According to Guider, women could not practice freedom of religion until the American Revolution. At this point, many professional schools for women began to open, creating a network for religious women.
“The emergence of professional schools for nurses, teachers, and secretaries in the evolution of academies into junior colleges and eventually four-year liberal colleges, women religious created an extraordinary educational network, parallel only by what they created in health care and social services,” Guider said.
According to Guider, the demand for theologically trained women increased with the rise of religious institutions as religion played a larger role in American society in the early 1900s.
“In the decades of the early 20th century as vocations to religious life in the United States were on the rise, congregations were entrusted with the faith formation of children and young women within their educational institutions,” Guider said. “[Religious women] found ways of getting around the hard and fast rules that denied them access to formal theological education.”
Guider ended her talk by discussing the future for religious women in the United States in light of historical patterns of decline in their numbers, especially regarding nuns.

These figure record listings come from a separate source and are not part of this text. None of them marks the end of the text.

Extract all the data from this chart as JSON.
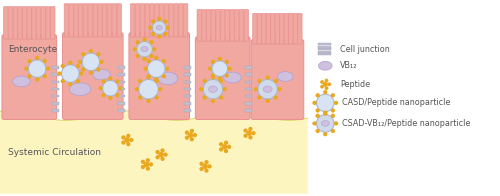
{
  "bg_color": "#ffffff",
  "cell_color": "#f0a8a0",
  "cell_edge": "#e89090",
  "cell_light": "#f8c8c0",
  "systemic_color": "#fdf5c0",
  "systemic_edge": "#e8d870",
  "junction_color": "#c0c0d0",
  "junction_edge": "#a0a0b8",
  "vb12_fill": "#d0c0e0",
  "vb12_edge": "#b0a0cc",
  "peptide_color": "#e8a820",
  "casd_outer": "#a8b8d8",
  "casd_fill": "#d8e4f4",
  "casd_dots": "#e8a820",
  "casdvb_outer": "#a8b8d0",
  "casdvb_fill": "#d0daea",
  "label_color": "#555555",
  "enterocyte_label": "Enterocyte",
  "systemic_label": "Systemic Circulation",
  "legend_items": [
    "Cell junction",
    "VB₁₂",
    "Peptide",
    "CASD/Peptide nanoparticle",
    "CSAD-VB₁₂/Peptide nanoparticle"
  ],
  "villi_color": "#e89090"
}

“One of my colleagues reminds us that this is not a phenomenon that we have not seen before in the life of the [Catholic] Church,” Guider said. “But we may just have to wait. What crisis, what challenge, what gift of the Holy Spirit might in a way spontaneously lead the foundation of new communities of women religious? Hopefully, some of them will be theologians and theological educators who will carry forward the legacy of those who have gone before them.”